Dumbbell Fly
When doing the DUMBBELL FLY one needs to be very careful. Due to the nature of the exercise, you should always start with a set of weights that you think will be too light and then increase the weight as you know your limits.
Required Equipment
- Flat bench and Dumbbells
Muscles Targeted (In order of impact)
- Chest
- Deltoids
How to do Them
- Lie flat on the bench with your feet flat on the ground.
- Hold the dumbbells close to your chest as you lay back. When you are laying down, you can use your chest to support the weight until you are ready to start.

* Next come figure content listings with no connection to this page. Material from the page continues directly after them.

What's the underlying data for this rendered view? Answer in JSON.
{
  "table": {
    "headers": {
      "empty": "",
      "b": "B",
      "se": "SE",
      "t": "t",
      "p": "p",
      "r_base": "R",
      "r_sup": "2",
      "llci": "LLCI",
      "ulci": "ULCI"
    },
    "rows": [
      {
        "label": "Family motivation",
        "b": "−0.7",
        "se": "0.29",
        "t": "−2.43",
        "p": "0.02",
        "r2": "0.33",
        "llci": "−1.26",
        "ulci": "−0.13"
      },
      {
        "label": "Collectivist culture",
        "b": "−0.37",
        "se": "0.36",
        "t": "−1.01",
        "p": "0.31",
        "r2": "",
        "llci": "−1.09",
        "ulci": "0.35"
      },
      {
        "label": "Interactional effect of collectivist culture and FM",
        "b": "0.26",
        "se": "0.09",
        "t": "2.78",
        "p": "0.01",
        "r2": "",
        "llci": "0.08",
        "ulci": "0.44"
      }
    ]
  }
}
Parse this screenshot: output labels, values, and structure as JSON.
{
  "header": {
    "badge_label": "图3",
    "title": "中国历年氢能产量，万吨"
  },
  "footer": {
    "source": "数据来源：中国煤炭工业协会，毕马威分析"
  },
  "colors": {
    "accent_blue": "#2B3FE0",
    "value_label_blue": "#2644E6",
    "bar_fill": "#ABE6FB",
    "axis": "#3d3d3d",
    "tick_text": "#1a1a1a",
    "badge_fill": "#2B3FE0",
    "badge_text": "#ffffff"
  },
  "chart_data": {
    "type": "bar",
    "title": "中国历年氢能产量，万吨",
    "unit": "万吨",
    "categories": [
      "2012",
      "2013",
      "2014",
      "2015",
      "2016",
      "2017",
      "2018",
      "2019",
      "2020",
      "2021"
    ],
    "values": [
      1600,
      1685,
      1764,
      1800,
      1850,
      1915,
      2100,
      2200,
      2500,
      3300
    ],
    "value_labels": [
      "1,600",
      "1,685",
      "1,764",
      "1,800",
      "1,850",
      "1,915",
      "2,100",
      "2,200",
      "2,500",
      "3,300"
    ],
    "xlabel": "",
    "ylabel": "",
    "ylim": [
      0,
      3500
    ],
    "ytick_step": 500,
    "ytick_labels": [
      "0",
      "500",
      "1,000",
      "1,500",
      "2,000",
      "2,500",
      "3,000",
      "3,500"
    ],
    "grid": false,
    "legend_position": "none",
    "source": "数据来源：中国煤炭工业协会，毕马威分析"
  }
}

- Raise the dumbbells straight up into the air. The dumbbells' handles should be parallel to the length of you body, with your palms facing each other. (When raising the dumbbells, it is often helpful to have your spotter assist you)
- With your arms slightly bent, bring your arms out, as if you were going to hug somebody. You should bring the weights down to about even with your body, or until you feel like you are stretching your chest.
- Bring the dumbbells back up in the same path you lowered them. You should feel like you are actually giving the hug now. Many people like to 'click' the weights when at the the top.
- Repeat
Tips
- ALWAYS HAVE A SPOTTER
- You spotter should stand behind your head and keep their hands close to your wrists.
- Some people prefer to have them physically hold their wrists as they perform the exercise, just for added protection.
- The spotter should not offer help until they see the dumbbells start to move out of their normal path. This can indicate muscle fatigue, often in the stabilizer muscles. If this occurs, the spotter should try their best just to help guide your wrists, preventing excess motion, while still allowing you to complete the exercise.
- If you are bending your arms more than 45 degrees when doing the exercise, the weight is TOO HEAVY and you should reduce the weight.